International Scientific Forum on Home Hygiene

Home Hygiene & Health

The Leading Source of Scientific, Professional & Consumer Information
International Scientific Forum on Home Hygiene

Home Hygiene & Health

The Leading Source of Scientific, Professional & Consumer Information

October 2012: Rising allergies? No, we’re not too clean, just losing touch with “Old Friends”

IFH has prepared a new report “The Hygiene Hypothesis and its implications for home hygiene, lifestyle and public health”. The report examines the scientific and epidemiological evidence relating to the hypothesis, and our relationship with the microbial world we live in. Both the full report and a summary of the key findings and conclusions are available from the IFH website.  

The report challenges the idea that the recent epidemic rise in allergies has happened because we’re living in sterile homes and overdoing hygiene. However, far from saying microbial exposure is not important, the report concludes that losing touch with microbial “Old Friends” may be a factor underlying rises in an even wider array of diseases ranging from allergies to Type 1 diabetes to inflammatory bowel disease and multiple sclerosis.  

The “Old Friends” hypothesis suggests that the required “exposures” are not to infectious diseases, but to environmental, and human and animal commensal microbes. The report also concludes that altered exposure is not about day-to-day cleanliness, but the result of a broader range of measures and activities, vital to protecting us from infectious disease, but which have also inadvertently reduced or altered exposure to the microbial friends that regulate our immune systems. This includes food and water quality, sanitation and environmental cleanliness together with medical advances such as the introduction of vaccines, or antibiotic usage, which may have altered the way our bodies interact with microbes.

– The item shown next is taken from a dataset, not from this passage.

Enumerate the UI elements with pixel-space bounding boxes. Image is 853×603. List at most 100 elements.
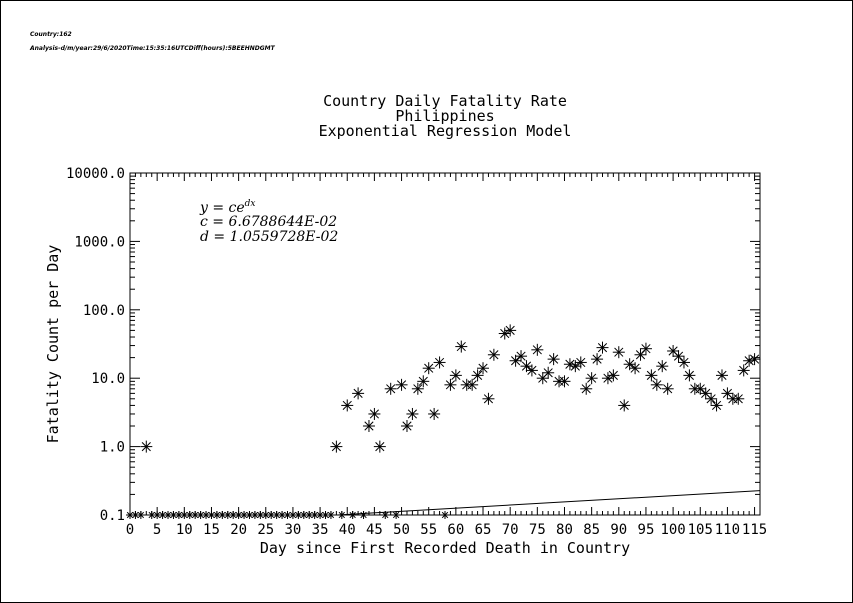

The good news is that this means we aren’t faced with a stark choice between running the risk of infectious disease, or suffering allergies and inflammatory diseases. The threat of infectious disease is increasing rather than decreasing because of antibiotic resistance, global mobility, the ageing population and so on. This means that the need for hygiene is as great as it ever was.

The report concludes that it’s time we recognised that talking about home and personal cleanliness as the cause of a problem that has a much more complex set of causes is ill-advised because it’s diverting attention from finding the true causes and workable solutions for this serious public health problem.